Unter dem Motto „Teppichcurling für alle“ laden degewo und der TSV Marienfelde zum Teppich-curling ein. Es ist eine Sportart ähnlich dem Eisstockschießen (ohne Eis) ganz einfach und macht jung und alt riesigen Spaß.

Wann? 28.09.2013 von 14.00 bis 16.00 Uhr.

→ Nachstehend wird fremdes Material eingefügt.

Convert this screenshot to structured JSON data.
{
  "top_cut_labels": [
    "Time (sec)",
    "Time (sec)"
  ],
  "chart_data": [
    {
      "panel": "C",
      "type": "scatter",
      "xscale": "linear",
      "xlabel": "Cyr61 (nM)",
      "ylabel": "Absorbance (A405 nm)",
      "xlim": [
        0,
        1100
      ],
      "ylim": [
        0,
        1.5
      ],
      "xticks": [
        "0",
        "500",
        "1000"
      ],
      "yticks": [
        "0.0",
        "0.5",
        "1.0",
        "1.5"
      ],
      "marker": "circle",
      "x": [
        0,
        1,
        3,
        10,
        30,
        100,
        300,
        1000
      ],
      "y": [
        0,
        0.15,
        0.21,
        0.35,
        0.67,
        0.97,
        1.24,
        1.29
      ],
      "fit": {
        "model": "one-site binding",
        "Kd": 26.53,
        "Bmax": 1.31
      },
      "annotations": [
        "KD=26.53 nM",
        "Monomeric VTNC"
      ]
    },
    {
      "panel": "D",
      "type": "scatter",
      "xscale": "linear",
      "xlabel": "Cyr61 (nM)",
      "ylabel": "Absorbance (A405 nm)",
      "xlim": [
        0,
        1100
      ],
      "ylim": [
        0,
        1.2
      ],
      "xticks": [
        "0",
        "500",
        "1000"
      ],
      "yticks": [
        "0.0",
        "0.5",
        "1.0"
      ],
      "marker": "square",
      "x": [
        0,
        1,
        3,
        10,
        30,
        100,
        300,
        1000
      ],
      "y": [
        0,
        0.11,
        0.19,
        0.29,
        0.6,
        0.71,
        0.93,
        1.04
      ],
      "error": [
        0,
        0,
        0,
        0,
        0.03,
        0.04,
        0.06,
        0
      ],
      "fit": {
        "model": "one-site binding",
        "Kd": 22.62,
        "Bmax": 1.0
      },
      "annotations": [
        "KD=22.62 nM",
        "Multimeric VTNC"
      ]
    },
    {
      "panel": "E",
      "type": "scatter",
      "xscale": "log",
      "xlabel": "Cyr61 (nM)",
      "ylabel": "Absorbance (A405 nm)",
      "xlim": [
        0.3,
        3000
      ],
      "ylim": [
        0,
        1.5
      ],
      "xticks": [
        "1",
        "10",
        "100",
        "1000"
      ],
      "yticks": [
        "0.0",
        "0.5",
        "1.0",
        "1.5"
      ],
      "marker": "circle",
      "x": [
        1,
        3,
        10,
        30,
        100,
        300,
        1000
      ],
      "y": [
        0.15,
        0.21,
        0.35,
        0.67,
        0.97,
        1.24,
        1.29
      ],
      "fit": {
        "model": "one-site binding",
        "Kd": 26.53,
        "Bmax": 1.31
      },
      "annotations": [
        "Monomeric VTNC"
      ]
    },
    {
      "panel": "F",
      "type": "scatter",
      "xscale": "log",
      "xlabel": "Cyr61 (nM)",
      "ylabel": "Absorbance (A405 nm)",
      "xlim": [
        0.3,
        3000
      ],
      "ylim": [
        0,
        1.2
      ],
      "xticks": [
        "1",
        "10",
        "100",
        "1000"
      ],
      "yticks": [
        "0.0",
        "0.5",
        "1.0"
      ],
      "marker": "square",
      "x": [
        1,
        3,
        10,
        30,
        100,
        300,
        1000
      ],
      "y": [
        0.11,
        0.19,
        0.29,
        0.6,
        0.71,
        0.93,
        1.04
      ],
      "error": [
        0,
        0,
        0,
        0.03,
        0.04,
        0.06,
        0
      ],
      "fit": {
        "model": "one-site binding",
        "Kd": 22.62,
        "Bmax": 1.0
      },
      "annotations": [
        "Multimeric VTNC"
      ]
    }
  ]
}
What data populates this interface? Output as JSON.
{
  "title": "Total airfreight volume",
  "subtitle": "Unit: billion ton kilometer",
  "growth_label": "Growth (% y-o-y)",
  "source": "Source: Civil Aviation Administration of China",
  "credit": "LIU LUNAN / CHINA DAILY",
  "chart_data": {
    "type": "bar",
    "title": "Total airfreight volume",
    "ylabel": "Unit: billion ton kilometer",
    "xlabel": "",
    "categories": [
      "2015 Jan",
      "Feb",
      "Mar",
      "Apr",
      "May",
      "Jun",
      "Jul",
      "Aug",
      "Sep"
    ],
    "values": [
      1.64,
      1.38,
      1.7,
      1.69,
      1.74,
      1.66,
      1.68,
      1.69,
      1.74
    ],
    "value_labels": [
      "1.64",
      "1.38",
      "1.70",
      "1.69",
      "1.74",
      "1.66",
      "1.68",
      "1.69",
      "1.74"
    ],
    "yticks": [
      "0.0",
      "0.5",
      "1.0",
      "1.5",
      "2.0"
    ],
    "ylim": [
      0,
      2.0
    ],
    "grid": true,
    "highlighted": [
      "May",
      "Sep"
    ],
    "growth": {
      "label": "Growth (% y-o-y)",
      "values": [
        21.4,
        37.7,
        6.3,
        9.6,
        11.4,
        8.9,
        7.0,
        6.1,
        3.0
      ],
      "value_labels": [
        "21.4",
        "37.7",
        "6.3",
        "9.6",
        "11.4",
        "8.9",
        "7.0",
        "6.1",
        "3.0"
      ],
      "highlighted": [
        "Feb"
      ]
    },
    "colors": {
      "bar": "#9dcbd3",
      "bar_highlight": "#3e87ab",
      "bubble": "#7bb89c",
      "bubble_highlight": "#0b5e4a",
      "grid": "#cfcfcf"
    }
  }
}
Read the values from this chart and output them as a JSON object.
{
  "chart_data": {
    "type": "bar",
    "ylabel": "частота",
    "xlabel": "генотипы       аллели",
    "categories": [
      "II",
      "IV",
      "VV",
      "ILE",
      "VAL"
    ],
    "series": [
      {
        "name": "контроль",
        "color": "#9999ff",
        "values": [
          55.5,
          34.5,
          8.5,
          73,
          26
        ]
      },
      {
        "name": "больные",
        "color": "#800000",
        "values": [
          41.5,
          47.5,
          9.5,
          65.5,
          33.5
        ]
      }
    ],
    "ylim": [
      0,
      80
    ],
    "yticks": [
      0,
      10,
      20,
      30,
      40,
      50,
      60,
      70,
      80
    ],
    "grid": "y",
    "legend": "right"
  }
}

Wo? Nachbarschaftscafé „Altes Waschhaus“

Waldsassener Str. 40a, 12279 Berlin

Die Teilnahme ist kostenlos

14.09.2013, 10.00 Uhr – Naturschutz – Station Marienfelde

Am 14.September 2013, 10.00 Uhr, wird unter der Schirmherrschaft der degewo der Informati-onspavillon nach langer Bauzeit eröffnet. Zur Erinnerung: Jugendliche der Region gestalteten in den Herbstferien 2011 das ehemalige Toilettenhäuschen mit naturkundlichen Motiven.

Regionalrunde der Kinder – und Jugendarbeit Marienfelde

Die Wanderausstellung zum Projekt „Heimat“ ist ab sofort in den Räumen des Hortes / L.i.M.a. e.V. in der Kiepert Grundschule, Prechtstr. 21/23 und ab 22.08.2013 im Jugendamt, Standort Briesingstr. 6 in der zweiten Etage zu besichtigen.

21.09.2013, 13.00 – 17.00 Uhr – Stadtteilfest Domagkstraße

Zum 15. Mal findet am Samstag, dem 21.09.2013 von 13.00 Uhr bis 17.00 Uhr das Stadtteilfest Marienfelde in der Domagkstraße statt. Das Fest für die Nachbarschaft wird durch das Jugendamt Tempelhof-Schöneberg gemeinsam mit vielen in der Kinder- und Jugendarbeit tätigen Organisationen gestaltet und organisiert. Zu diesem Fest wird die Wanderausstellung zum Projekt „Heimat“ in den Räumen des 3D Medienhauses in der Domagkstrasse zu sehen sein.